Authors: Karen Sandler

Awakening (3 page)

The GEN boys hung back, eyes wide. “Are there any more in there?” one of them asked.

“Just the one,” Kayla told them. She laughed. “You’re not afraid of that little thing?”

Kayla wasn’t being fair. Seycats like Nishi might be barely knee-high to the tall GEN boys, but they could slash even a full grown man to ribbons with those claws and teeth.

To show it was safe, Kayla stepped into the bay. She piled two sacks of kel-grain on top of two stacked crates of synth-protein, and started toward the warehouse door. She cast a look over her shoulder and sure enough, the boys were trying to shift as much as she was, but couldn’t budge a load that size. Risa knew better than to try to compete with Kayla’s strength—she took only one crate. The boys finally gave in and settled for one bag and one crate each.

It started to drizzle with their first trip across the plasscrete dock, the force of the rain increasing with each load. Before long, the rain soaked right through Kayla’s cheap duraplass hat. Risa’s hat as well from the looks of it—the lowborn woman’s dark, gray-speckled hair hung lank, and water soaked the back of her sturdy drom-wool shirt. Kayla’s brown-beigey braid, which usually kept her long, tangle-prone hair under control, had unraveled in the dampness, curls and tendrils poking every
which way. Risa’s usually-pale skin looked even more pasty white in the cold. Even Kayla’s hands had taken on a blue tinge despite her GEN circuitry kicking in to warm her.

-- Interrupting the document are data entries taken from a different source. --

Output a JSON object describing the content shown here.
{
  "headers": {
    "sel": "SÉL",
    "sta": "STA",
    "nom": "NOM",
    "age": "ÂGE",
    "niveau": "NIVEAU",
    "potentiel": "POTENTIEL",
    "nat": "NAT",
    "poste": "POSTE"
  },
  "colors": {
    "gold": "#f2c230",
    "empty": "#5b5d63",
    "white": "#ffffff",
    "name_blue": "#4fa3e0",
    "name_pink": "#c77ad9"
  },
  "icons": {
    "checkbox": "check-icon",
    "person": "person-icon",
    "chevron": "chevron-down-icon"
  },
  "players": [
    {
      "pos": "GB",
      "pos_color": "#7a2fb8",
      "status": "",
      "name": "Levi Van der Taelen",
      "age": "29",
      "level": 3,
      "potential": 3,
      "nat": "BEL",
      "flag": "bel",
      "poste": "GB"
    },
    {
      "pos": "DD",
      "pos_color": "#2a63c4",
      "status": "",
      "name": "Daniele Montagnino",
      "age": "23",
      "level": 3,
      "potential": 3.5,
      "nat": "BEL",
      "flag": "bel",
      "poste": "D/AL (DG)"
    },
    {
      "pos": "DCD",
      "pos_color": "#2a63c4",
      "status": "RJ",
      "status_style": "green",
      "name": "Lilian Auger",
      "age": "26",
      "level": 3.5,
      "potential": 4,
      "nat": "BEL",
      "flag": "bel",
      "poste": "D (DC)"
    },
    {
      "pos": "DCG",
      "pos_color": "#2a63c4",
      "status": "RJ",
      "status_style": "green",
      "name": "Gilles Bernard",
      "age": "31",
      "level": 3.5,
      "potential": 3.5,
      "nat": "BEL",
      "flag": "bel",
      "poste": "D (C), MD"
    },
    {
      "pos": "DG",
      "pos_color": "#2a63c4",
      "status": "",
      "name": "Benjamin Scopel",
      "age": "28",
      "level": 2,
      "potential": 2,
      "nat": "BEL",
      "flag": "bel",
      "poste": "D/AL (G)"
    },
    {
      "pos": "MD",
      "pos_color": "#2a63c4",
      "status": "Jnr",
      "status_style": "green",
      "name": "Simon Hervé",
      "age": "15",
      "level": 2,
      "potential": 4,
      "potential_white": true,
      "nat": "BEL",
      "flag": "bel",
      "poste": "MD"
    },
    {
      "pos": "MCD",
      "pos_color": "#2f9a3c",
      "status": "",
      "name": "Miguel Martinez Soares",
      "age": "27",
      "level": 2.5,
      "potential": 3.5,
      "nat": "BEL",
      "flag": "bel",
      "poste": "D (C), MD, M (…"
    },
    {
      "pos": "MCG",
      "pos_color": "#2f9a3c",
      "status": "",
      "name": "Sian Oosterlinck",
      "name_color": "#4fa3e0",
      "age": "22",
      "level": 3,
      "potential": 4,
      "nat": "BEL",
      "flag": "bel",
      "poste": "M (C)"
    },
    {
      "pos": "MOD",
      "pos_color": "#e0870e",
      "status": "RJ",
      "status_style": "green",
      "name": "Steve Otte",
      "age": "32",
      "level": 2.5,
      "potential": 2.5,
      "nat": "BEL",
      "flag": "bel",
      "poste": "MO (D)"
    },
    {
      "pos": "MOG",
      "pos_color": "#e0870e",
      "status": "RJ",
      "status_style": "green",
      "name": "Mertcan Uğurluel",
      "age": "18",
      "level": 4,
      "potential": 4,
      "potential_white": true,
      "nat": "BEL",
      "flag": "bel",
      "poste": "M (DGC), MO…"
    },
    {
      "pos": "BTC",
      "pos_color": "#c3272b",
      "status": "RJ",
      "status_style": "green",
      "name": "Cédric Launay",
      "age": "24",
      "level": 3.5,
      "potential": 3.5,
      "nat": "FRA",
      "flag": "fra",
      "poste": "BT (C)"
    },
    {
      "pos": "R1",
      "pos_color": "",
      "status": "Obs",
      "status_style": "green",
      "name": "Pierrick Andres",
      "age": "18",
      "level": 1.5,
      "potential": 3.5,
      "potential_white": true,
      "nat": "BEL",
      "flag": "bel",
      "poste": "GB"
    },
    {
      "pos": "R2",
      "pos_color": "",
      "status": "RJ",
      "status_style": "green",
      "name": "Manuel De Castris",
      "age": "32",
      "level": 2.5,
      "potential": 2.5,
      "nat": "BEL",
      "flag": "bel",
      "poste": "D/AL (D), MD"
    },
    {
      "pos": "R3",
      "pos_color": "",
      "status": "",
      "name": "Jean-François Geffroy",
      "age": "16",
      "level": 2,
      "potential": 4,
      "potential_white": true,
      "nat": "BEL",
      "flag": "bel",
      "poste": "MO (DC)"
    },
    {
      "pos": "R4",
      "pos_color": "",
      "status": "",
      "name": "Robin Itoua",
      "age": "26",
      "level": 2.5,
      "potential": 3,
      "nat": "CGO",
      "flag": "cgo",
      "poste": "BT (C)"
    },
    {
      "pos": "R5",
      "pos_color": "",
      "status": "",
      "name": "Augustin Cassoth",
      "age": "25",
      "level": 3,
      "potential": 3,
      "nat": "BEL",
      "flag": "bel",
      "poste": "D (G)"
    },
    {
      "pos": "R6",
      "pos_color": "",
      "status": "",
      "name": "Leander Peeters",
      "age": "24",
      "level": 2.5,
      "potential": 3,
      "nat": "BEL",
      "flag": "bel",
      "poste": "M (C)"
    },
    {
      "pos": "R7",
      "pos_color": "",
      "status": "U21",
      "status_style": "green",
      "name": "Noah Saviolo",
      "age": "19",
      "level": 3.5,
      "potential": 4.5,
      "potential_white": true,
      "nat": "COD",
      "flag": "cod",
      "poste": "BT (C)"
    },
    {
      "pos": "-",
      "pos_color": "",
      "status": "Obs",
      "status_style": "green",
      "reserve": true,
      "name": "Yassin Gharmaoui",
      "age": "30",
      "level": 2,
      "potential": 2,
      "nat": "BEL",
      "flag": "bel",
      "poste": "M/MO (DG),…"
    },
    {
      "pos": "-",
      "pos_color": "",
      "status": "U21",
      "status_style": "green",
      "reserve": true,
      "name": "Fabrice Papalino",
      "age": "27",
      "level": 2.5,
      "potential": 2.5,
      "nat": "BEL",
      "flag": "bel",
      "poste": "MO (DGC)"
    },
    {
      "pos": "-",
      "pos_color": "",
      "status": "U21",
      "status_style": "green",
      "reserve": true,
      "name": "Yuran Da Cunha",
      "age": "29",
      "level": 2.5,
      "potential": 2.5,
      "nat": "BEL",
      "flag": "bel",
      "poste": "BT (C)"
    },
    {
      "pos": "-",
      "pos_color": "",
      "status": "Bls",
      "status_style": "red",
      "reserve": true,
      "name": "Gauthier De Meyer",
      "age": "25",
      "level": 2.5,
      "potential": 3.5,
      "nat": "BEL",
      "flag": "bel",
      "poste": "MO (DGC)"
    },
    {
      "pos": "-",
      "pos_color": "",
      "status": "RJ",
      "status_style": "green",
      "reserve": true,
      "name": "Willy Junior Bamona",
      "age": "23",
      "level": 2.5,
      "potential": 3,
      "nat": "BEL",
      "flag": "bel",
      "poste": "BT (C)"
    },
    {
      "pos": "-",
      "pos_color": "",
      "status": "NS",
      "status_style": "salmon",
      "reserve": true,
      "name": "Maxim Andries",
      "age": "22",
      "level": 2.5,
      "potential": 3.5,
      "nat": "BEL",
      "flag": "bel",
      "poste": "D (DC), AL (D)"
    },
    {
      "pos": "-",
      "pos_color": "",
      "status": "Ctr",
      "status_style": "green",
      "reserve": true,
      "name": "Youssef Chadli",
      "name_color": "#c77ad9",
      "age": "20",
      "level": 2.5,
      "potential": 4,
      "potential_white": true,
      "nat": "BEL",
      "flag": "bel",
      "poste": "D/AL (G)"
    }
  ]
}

Working doggedly in the downpour, Kayla trudged from lorry to warehouse and back until only a dozen crates and a half-dozen sacks of kel-grain were left. Her arms and shoulders felt like mush from the wet work. The two GEN boys had run out of steam too, carrying only one sack or crate each per trip.

Kayla toted the last three crates, following Risa, who had the final kel-grain sack slung over her shoulder. Risa slung the sack on top of the pile, then nudged Kayla, gesturing toward the front of the warehouse where a GEN woman waited.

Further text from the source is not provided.